Founded in the early 1990s, the Foreign Correspondents Club (FCC) became the main meeting place and drinking spot for foreign journalists in Phnom Penh. Today, the FCC has retained the atmosphere of its earlier days, although the clientele has shifted from war reporters to expats and visiting tourists.
After the signing of the Paris Peace Agreements of October 1991, foreign journalists started to pour into Phnom Penh as Cambodia began its move towards peace and stability. Decades of turmoil, of civil war and Cold War intrigues, had torn the country apart, and the atrocities committed by the Khmer Rouge were yet to be put on trial.
Lacking a place to call their own, and bored of drinking in rundown bars in the capital, a small group of journalists came up with the idea of establishing their own club for expatriate reporters and photographers in Phnom Penh. So was born the Foreign Correspondents Club, located in a three-story colonial-style building with exceptional views over the Tonle Sap River.
The doors opened in June 1993. During the launch party, co-founder and Agence France-Presse correspondent Leo Dobbs stood up on one of the club’s wooden art deco-like chairs and made a succinct but important announcement: the FCC, he told the gathered revelers, “is a place where we can offer friendship between Cambodians and the rest of the world.”
Over the following years, the FCC played a vital role for journalists in Cambodia. Not only as a bar and restaurant, it also became a leading cultural and intellectual center in Phnom Penh. It held panel discussions on human rights, press conferences, photo exhibitions, and featured a range of guest speakers and panelists from various walks of life, including politicians, authors, dancers, journalists, royal biographers, and Buddhist monks.
Today, the FCC remains an iconic landmark in Phnom Penh, although the link between the club and the foreign correspondents it was created for has diminished. It’s still just as popular, but you’re more likely to find regular locals, expats, and tourists sipping gin and tonic at the bar rather than war photographers from Reuters.

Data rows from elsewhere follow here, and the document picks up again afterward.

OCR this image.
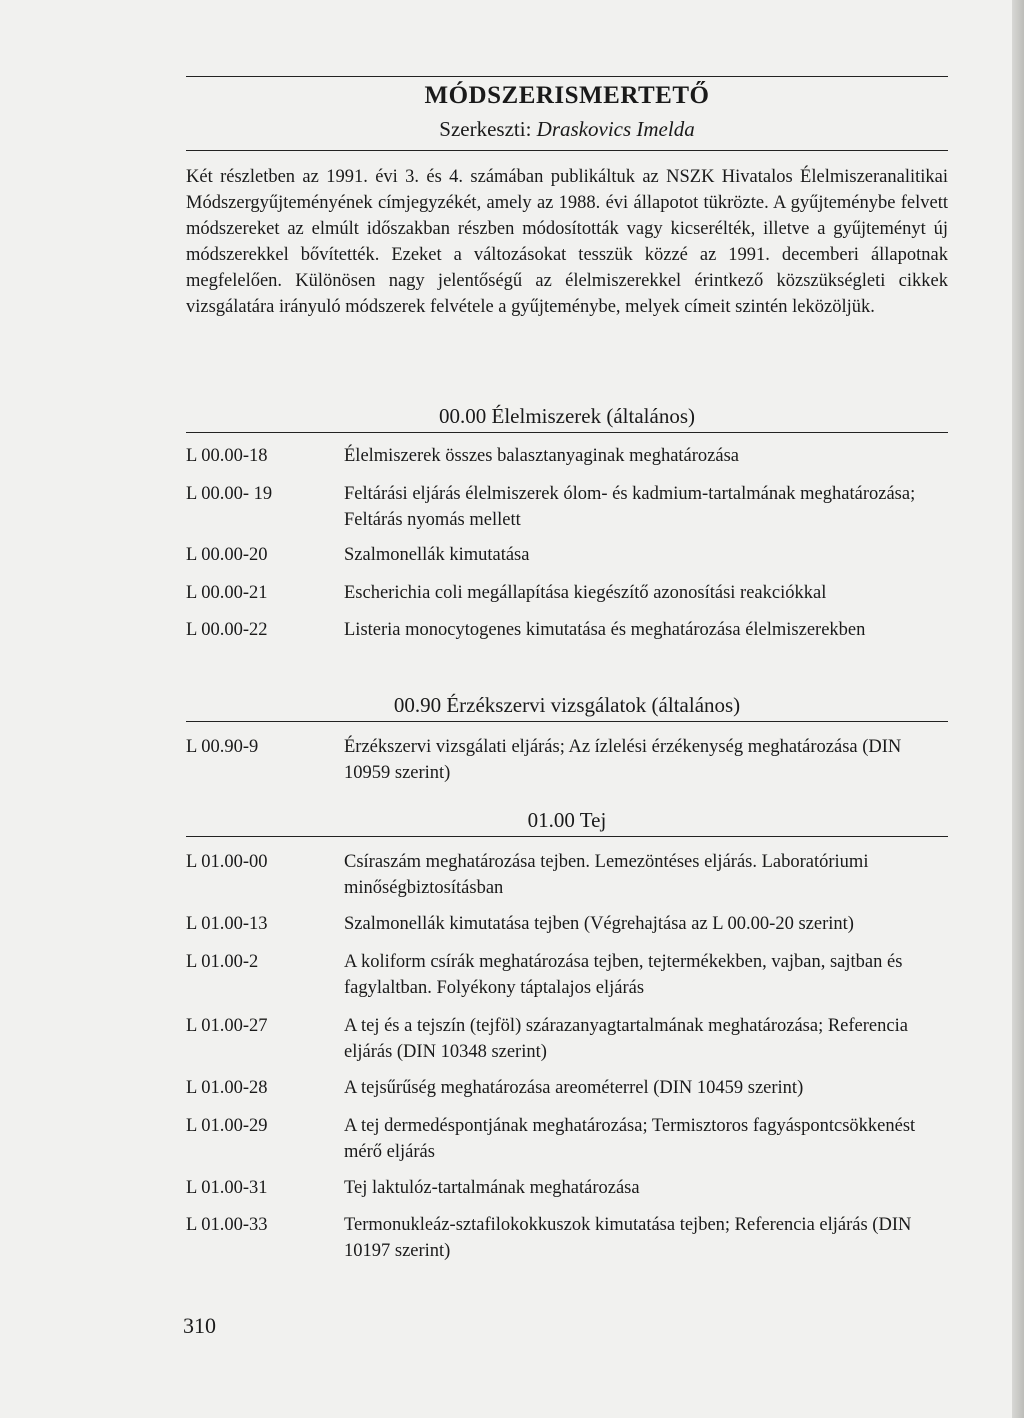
MÓDSZERISMERTETŐ
Szerkeszti: Draskovics Imelda

Két részletben az 1991. évi 3. és 4. számában publikáltuk az NSZK Hivatalos Élelmiszeranalitikai Módszergyűjteményének címjegyzékét, amely az 1988. évi állapotot tükrözte. A gyűjteménybe felvett módszereket az elmúlt időszakban részben módosították vagy kicserélték, illetve a gyűjteményt új módszerekkel bővítették. Ezeket a változásokat tesszük közzé az 1991. decemberi állapotnak megfelelően. Különösen nagy jelentőségű az élelmiszerekkel érintkező közszükségleti cikkek vizsgálatára irányuló módszerek felvétele a gyűjteménybe, melyek címeit szintén leközöljük.

00.00 Élelmiszerek (általános)
L 00.00-18	Élelmiszerek összes balasztanyaginak meghatározása
L 00.00- 19	Feltárási eljárás élelmiszerek ólom- és kadmium-tartalmának meghatározása; Feltárás nyomás mellett
L 00.00-20	Szalmonellák kimutatása
L 00.00-21	Escherichia coli megállapítása kiegészítő azonosítási reakciókkal
L 00.00-22	Listeria monocytogenes kimutatása és meghatározása élelmiszerekben
00.90 Érzékszervi vizsgálatok (általános)
L 00.90-9	Érzékszervi vizsgálati eljárás; Az ízlelési érzékenység meghatározása (DIN 10959 szerint)
01.00 Tej
L 01.00-00	Csíraszám meghatározása tejben. Lemezöntéses eljárás. Laboratóriumi minőségbiztosításban
L 01.00-13	Szalmonellák kimutatása tejben (Végrehajtása az L 00.00-20 szerint)
L 01.00-2	A koliform csírák meghatározása tejben, tejtermékekben, vajban, sajtban és fagylaltban. Folyékony táptalajos eljárás
L 01.00-27	A tej és a tejszín (tejföl) szárazanyagtartalmának meghatározása; Referencia eljárás (DIN 10348 szerint)
L 01.00-28	A tejsűrűség meghatározása areométerrel (DIN 10459 szerint)
L 01.00-29	A tej dermedéspontjának meghatározása; Termisztoros fagyáspontcsökkenést mérő eljárás
L 01.00-31	Tej laktulóz-tartalmának meghatározása
L 01.00-33	Termonukleáz-sztafilokokkuszok kimutatása tejben; Referencia eljárás (DIN 10197 szerint)
310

That said, the FCC does retain much of its old atmosphere, and the sense of history and adventure is palpable as you sit beneath the ceiling fans, looking out across the river. You never know when a journalist or a high-level diplomat might pop in. In 2016, U.S. Secretary of State John Kerry visited the FCC before a series of meetings with Cambodian leaders.
Know Before You Go
The FCC is now a hotel, restaurant, and bar, all open to the public (accredited foreign correspondents still receive a discount). The menu includes various cocktails and plenty of dining options, many of which blend Cambodian and Western influences. The restaurant and bar are open daily from 7 a.m. to midnight, with a happy hour from 5 to 7 p.m.